Największy (a właściwie najciekawszy) nalot przeżywała Chełmża ostatnio w 2016 roku, kiedy podczas Światowych Dni Młodzieży zdobyli ją Zambijczycy. Nad jeziorem odbył się koncert, w parku wśród jasnowłosych autochtonów przechadzały się Afrykanki w egzotycznych strojach, a na przystanku ktoś wywiesił napis „Bóg jest miłością”.

Zambijczycy wyjechali też do toruńskiej katedry na wspólną Mszę z innymi przybyszami z całego świata, a w darach eucharystycznych nieśli kurę. Potem wśród toruńskich wspólnot trwały spekulacje, czy udało jej się zbiec, czy też skończyła jako rosół. No, chyba że to była kura dziwaczka.

Ilustracja do tekstu "Chełmża, czyli miasteczko na 4 pory roku"
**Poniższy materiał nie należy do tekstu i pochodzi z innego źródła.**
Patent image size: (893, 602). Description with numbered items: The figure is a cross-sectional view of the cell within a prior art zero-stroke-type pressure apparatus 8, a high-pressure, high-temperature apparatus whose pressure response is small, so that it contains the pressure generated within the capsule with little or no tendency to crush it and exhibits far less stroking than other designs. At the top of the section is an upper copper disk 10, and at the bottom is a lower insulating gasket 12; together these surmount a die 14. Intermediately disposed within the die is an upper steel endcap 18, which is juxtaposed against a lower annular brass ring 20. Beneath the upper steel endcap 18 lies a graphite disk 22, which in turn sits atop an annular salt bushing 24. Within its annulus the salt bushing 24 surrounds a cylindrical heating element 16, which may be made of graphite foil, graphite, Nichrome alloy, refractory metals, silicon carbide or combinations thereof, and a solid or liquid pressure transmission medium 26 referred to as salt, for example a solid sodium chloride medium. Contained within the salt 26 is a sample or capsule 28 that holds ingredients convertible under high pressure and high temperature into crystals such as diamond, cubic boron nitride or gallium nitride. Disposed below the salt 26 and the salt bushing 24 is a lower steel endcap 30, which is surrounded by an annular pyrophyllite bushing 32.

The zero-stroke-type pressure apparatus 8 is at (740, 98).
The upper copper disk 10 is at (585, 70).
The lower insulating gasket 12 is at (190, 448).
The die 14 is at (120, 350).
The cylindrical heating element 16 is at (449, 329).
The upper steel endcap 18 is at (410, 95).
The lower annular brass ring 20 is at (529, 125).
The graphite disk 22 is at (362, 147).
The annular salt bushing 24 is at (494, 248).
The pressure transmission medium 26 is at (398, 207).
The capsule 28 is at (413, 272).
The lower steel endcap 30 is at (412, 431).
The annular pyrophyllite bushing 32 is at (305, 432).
Niektórzy mówią na chełmżyńską świątynię „kontrkatedra”, ale tam nie ma żadnego „przeciwko”, tylko „razem” – konkatedra. Smukła gotycka dama to matka kościołów diecezji chełmińskiej, z której wywodzi się diecezja toruńska. Jest przepiękna w środku i na zewnątrz. Nacieszycie się zarówno zabytkami, jak i współczesnymi dziełami, które nie rażą kiczem, ale delikatnie wtapiają się w stare mury. Na przykład rząd nowoczesnych witraży przedstawia świętych związanych z diecezją chełmińską. Znajdziecie tam nie tylko św. Wojciecha, ale i bł. Szymona Toruńczyka czy sługę Bożego Bernarda z Wąbrzeźna.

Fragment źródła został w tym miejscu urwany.